Perl Weekly Week 5 (Part 2)

Tags:

Technical note

My blogging platform was really not happy with some of this post. I tihnk I'm going to have to go back to my earlier plan of building my own in Perl6. So I've cut up my first couple of failed attempts, one was kind of neat as it involved threading but I'm sure I'll revist it in the future. Meanwhile he's the final result.

Back to the drawing board

Ok. Brute force and ignorance, even with threads was not enough. Time to have a think about a better solution. Also... time to re-read the spec. I was trying to do too much. I already have a script that can find Anagrams for a given string, so why am I not doing what the spec says and follow the Unix paradigm? Write a script that does one thing well.

So I had a think. I needed to avoid trying to cross reference things, at this point I had an idea that was based on trees. The core idea goes like this, normalise and sort the string, then store it in a hash and keep count of numbers of times that node has been reached. Then I can keep running count of the biggest number and it's strings. Here's an example. Lets say we've just started and out first word is ant this goes into out tree which becomes :

{ 
 'a' => {
         'n' => {
                 't' => {
                         'count' => 1
                        }
                }
        }
}

So our counter is at 1 and the list of strings is ['ant']. Then we get act :

{ 
 'a' => {
         'c' => {
                 't' => {
                         'count' => 1
                        }
                }
         'n' => {
                 't' => {
                         'count' => 1
                        }
                }
        }
}

The counter stays at 1 and the list is now ['ant', 'act']. Now we get tan which becomes act and the tree is now

{ 
 'a' => {
         'c' => {
                 't' => {
                         'count' => 1
                        }
                }
         'n' => {
                 't' => {
                         'count' => 2
                        }
                }
        }
}

The counter is upped to 2 and the list is reset to ['ant'] and this continues. It's a nice simple algorithm and the code for it turns out like so :

#!/usr/bin/env perl6

use v6;
use lib 'lib';
use Anagrams;

my %*SUB-MAIN-OPTS = :named-anywhere;

sub USAGE { say $*USAGE }

subset FilePath of Str where *.IO.f;

#| Display Help file
multi sub MAIN ( Bool :h($help) where *.so ) { USAGE(); }

So here's our boilerplate again

#| Find the strings(s) which has the most anagrams in the given dictionary
#| Prints out 1 string per line to STDOUT
multi sub MAIN (
    FilePath :$dict = "/etc/dictionaries-common/words" #= Dictionary file to use. Defaults to "/etc/dictionaries-common/words"
) {
    my %store;
    my $max-length = 0;
    my @values;
    for $dict.IO.words -> $word {
        my $string = order-string( $word );
        my @keys = $string.comb;
        my $current = %store;
        for @keys -> $key {
            $current{$key} //= {};
            $current = $current{$key};
        }
        $current<count>++;

This part handles the spidering through the tree. At the end $current is a reference to the end node for the string. We increment the count value (creating it if it doesn't exists).

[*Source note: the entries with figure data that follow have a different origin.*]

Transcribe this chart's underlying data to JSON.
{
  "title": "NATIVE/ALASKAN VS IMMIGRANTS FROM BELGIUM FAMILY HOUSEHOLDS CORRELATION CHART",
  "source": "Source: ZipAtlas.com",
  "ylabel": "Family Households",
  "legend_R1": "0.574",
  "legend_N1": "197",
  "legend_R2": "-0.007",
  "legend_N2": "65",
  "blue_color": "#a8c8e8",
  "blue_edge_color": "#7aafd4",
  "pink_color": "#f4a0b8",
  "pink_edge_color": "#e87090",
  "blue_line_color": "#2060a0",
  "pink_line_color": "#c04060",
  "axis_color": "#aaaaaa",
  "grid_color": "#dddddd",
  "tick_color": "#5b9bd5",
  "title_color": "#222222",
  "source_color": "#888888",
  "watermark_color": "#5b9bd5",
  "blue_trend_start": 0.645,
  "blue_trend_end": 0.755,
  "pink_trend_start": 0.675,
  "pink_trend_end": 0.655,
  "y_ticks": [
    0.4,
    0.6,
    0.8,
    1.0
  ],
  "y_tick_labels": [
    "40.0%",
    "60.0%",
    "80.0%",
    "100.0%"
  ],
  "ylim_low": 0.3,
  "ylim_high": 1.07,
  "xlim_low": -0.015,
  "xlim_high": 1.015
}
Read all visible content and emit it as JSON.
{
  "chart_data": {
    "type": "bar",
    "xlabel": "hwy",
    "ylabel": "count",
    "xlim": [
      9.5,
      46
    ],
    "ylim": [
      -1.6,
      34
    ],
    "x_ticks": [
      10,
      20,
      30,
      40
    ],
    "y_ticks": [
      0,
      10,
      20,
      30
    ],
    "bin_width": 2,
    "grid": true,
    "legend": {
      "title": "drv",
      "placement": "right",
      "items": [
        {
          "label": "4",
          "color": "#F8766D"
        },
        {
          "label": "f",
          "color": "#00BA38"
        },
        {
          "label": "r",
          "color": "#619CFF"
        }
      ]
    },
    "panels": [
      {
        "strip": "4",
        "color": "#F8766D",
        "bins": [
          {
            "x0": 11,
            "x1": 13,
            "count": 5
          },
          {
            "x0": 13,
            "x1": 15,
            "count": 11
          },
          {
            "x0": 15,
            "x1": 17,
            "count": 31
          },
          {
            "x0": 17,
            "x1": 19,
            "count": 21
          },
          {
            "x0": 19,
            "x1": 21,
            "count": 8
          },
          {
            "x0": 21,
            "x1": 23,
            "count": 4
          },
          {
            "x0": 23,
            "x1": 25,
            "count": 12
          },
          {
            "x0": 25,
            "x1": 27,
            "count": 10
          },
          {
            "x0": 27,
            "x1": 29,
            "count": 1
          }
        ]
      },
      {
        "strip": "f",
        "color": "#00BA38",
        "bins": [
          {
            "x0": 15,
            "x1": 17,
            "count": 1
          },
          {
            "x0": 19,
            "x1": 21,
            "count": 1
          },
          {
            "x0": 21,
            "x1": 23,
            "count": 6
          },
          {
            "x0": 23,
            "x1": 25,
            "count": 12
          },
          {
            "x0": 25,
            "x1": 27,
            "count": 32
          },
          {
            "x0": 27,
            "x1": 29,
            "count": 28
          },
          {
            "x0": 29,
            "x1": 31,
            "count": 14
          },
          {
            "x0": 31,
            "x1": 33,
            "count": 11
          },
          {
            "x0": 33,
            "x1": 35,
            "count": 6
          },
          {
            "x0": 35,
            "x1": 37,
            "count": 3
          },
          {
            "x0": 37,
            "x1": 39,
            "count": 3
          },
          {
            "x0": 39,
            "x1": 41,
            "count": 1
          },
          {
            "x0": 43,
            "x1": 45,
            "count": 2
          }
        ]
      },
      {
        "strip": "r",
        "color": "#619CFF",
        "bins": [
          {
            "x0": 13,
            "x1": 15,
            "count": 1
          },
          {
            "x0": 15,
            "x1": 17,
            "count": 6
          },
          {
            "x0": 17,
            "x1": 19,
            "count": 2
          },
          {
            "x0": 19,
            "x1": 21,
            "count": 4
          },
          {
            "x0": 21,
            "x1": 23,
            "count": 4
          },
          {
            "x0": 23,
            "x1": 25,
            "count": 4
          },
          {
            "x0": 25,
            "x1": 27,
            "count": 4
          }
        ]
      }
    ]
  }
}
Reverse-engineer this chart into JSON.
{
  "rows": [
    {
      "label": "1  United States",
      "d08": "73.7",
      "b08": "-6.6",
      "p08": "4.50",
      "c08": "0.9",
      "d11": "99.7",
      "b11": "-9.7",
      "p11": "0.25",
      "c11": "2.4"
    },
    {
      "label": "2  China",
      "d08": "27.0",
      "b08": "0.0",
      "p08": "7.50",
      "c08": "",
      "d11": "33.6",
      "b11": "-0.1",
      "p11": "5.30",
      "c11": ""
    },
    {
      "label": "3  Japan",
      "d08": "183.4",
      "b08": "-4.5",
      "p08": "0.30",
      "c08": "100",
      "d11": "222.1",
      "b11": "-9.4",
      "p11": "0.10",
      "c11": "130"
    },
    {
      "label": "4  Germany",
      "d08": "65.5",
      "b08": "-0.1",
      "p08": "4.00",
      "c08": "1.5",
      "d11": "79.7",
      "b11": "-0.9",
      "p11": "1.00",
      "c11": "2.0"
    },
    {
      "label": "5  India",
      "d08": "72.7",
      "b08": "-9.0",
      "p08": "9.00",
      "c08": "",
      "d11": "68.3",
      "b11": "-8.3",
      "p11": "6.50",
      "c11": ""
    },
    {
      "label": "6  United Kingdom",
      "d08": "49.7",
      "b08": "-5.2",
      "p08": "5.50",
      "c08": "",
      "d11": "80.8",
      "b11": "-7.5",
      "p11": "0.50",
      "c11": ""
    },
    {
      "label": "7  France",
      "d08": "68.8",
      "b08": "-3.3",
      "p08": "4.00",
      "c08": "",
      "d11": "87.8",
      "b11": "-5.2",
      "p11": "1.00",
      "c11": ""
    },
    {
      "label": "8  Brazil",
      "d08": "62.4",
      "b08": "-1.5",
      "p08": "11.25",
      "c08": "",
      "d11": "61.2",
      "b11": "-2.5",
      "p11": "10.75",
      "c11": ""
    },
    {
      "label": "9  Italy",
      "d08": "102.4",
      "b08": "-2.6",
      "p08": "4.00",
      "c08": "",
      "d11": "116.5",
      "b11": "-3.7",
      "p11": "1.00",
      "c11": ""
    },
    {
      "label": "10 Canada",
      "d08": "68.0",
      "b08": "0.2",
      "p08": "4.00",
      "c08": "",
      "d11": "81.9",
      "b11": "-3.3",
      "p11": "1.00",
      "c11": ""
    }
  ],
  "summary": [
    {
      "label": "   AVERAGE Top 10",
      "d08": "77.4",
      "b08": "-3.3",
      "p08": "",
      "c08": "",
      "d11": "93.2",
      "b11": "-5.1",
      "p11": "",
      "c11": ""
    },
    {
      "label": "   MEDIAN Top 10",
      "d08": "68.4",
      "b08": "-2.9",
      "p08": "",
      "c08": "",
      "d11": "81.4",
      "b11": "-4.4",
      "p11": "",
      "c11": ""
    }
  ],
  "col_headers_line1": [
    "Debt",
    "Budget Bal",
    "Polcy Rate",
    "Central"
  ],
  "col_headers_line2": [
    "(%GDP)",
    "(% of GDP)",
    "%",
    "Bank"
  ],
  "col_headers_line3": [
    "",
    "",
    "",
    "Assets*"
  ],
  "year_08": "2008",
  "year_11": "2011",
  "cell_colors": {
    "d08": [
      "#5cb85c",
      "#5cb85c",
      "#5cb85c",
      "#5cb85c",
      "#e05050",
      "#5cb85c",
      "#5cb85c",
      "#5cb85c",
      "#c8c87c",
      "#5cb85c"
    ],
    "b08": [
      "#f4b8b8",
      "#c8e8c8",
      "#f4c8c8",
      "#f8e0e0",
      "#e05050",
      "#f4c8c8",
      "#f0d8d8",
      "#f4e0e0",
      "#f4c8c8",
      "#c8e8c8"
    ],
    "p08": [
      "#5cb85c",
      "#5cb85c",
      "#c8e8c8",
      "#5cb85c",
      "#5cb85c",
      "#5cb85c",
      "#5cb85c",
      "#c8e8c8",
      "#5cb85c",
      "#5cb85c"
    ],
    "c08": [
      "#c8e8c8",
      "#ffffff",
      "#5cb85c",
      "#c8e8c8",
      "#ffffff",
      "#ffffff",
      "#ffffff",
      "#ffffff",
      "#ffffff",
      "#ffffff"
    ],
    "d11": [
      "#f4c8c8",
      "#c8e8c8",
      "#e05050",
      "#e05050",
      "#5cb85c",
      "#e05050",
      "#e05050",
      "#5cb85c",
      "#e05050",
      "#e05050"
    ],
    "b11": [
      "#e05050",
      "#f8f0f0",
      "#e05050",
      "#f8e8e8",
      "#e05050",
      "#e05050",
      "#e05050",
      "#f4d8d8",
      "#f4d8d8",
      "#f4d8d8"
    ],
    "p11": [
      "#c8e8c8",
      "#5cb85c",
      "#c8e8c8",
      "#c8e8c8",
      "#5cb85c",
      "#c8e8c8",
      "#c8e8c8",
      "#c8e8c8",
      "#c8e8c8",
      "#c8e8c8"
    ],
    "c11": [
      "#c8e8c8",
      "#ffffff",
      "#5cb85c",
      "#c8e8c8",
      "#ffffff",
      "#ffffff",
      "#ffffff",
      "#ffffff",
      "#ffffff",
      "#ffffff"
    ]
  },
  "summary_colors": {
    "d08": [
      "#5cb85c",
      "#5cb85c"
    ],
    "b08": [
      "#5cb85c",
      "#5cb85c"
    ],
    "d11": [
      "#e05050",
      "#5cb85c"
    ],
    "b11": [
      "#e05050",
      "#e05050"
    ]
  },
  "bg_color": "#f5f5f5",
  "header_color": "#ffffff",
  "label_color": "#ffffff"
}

        given $current<count> {
            when * > $max-length {
                $max-length = $current<count>;
                @values = [$string];
            }
            when * == $max-length {
                @values.push($string);
            }
        }

Given is the Perl 6 version of a switch if our count is over the max length we up it and create a new output array. If it's the same as max length we add our new string to the output array.

    }
    @values>>.say;
}

Then once the loop is down we print out the results.

While the previous script took 3 hours and got no where this took 3 seconds. So I claim that as a win. Roll on next week.